Guardando nel dettaglio la rilevazione condotta da Unioncamere, ben il 72,3% dei posti richiesti per luglio-settembre sono a tempo determinato, di cui una buona parte sono contratti stagionali; il 4,6% è rappresentato da rapporti di apprendistato; e il 3,3% da altre forme, come le assunzioni in inserimento e a chiamata.

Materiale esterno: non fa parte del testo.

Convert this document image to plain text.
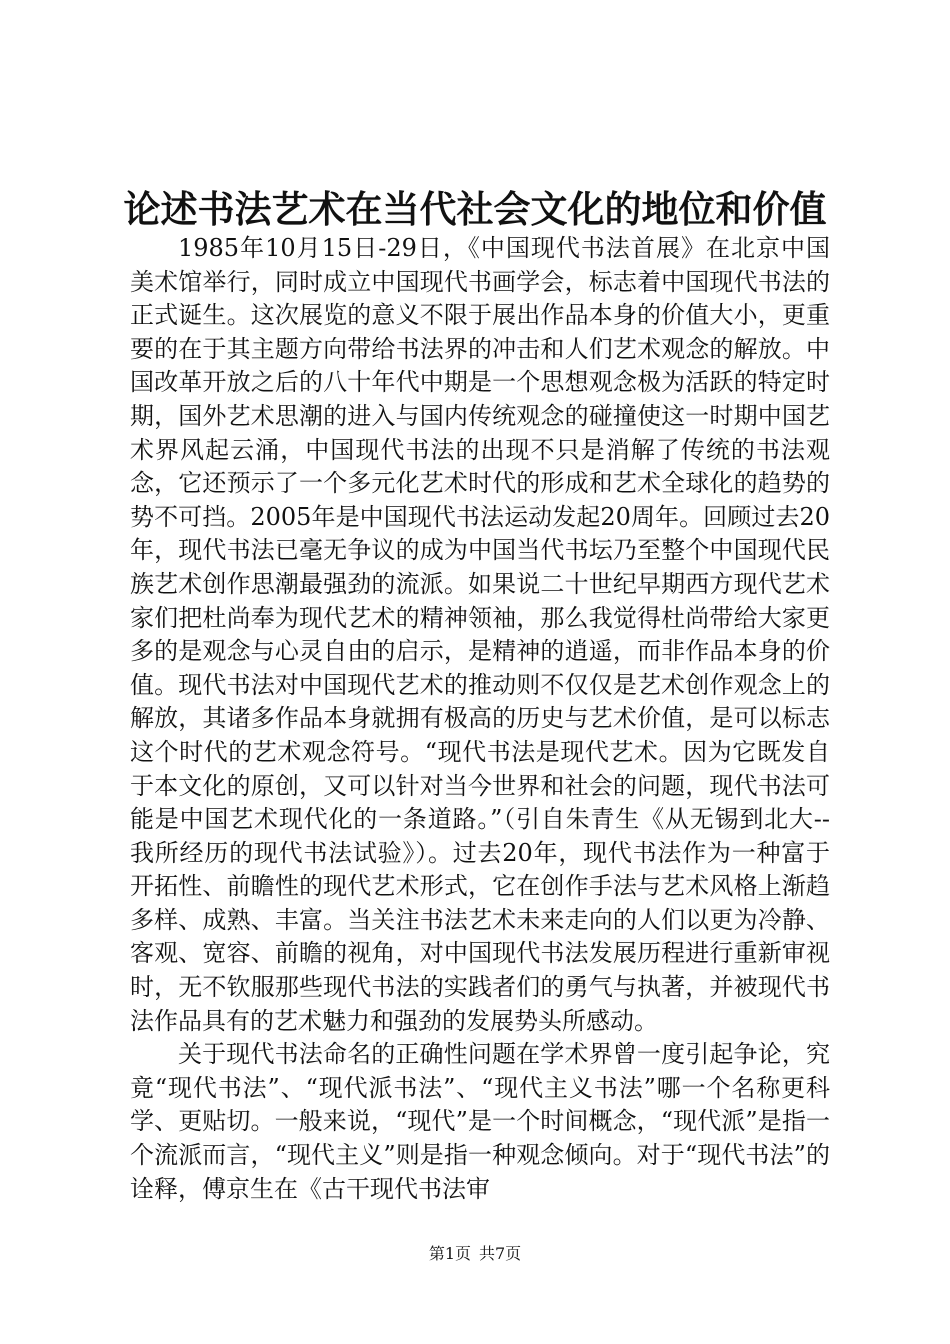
论述书法艺术在当代社会文化的地位和价值

1985年10月15日-29日，《中国现代书法首展》在北京中国美术馆举行，同时成立中国现代书画学会，标志着中国现代书法的正式诞生。这次展览的意义不限于展出作品本身的价值大小，更重要的在于其主题方向带给书法界的冲击和人们艺术观念的解放。中国改革开放之后的八十年代中期是一个思想观念极为活跃的特定时期，国外艺术思潮的进入与国内传统观念的碰撞使这一时期中国艺术界风起云涌，中国现代书法的出现不只是消解了传统的书法观念，它还预示了一个多元化艺术时代的形成和艺术全球化的趋势的势不可挡。2005年是中国现代书法运动发起20周年。回顾过去20年，现代书法已毫无争议的成为中国当代书坛乃至整个中国现代民族艺术创作思潮最强劲的流派。如果说二十世纪早期西方现代艺术家们把杜尚奉为现代艺术的精神领袖，那么我觉得杜尚带给大家更多的是观念与心灵自由的启示，是精神的逍遥，而非作品本身的价值。现代书法对中国现代艺术的推动则不仅仅是艺术创作观念上的解放，其诸多作品本身就拥有极高的历史与艺术价值，是可以标志这个时代的艺术观念符号。“现代书法是现代艺术。因为它既发自于本文化的原创，又可以针对当今世界和社会的问题，现代书法可能是中国艺术现代化的一条道路。”（引自朱青生《从无锡到北大--我所经历的现代书法试验》）。过去20年，现代书法作为一种富于开拓性、前瞻性的现代艺术形式，它在创作手法与艺术风格上渐趋多样、成熟、丰富。当关注书法艺术未来走向的人们以更为冷静、客观、宽容、前瞻的视角，对中国现代书法发展历程进行重新审视时，无不钦服那些现代书法的实践者们的勇气与执著，并被现代书法作品具有的艺术魅力和强劲的发展势头所感动。

关于现代书法命名的正确性问题在学术界曾一度引起争论，究竟“现代书法”、“现代派书法”、“现代主义书法”哪一个名称更科学、更贴切。一般来说，“现代”是一个时间概念，“现代派”是指一个流派而言，“现代主义”则是指一种观念倾向。对于“现代书法”的诠释，傅京生在《古干现代书法审

第1页 共7页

Inoltre la discesa delle posizioni fisse risulta confermata anche tenendo conto dei fattori di periodo: nel Bollettino sui programmi occupazionali delle imprese, rilevati dall'ente guidato da Ferruccio Dardanello viene, infatti, evidenziato che escludendo le assunzioni stagionali i contratti "stabili" si attestano al 35,8%, mentre nei precedenti cinque trimestri la loro quota era superiore al 40%. Se poi si rapportano i contratti a tempo indeterminato a tutti i contratti di lavoro o di collaborazione che le imprese prevedono di stipulare nel periodo (inclusi quindi quelli 'atipici'), si scende dal 16 al 14% circa.

Insomma continua a incidere "l'effetto incertezza" che porta a spostare quote di domanda verso assunzioni "a termine", siano esse stagionali o con altro contratto. E non va meglio sul fronte delle retribuzioni.
In 10 anni, secondo la relazione annuale di Bankitalia, infatti, sono rimaste praticamente ferme: la busta paga mediamente era di 1.410 euro al mese nel 2000 e di 1.439 euro nel 2010, ossia solo 29 euro in più. Secondo quanto emerge dal la retribuzione mensileè  passata infatti a 1.440 euro nel 2000, a 1.468 nel 2007, per poi calare a 1.442 nel 2008 e a 1.439 euro nel 2010. Nel Sud, in particolare, le retribuzioni sono cresciute anche di meno, solo di 9 euro, essendo passate dai 1.267 euro del 2000 ai 1.276 euro nel 2010.

Dalla Relazione, si evince inoltre che il reddito reale familiare equivalente disponibile per un operaio, apprendista o commesso è addirittura sceso in 10 anni, visto che si è passati dai 13.691 euro del 2000, ai 14.485 euro nel 2006, per calare nel 2008 a 13.659 e nel 2010 a 13.249 euro, ossia 442 euro in meno.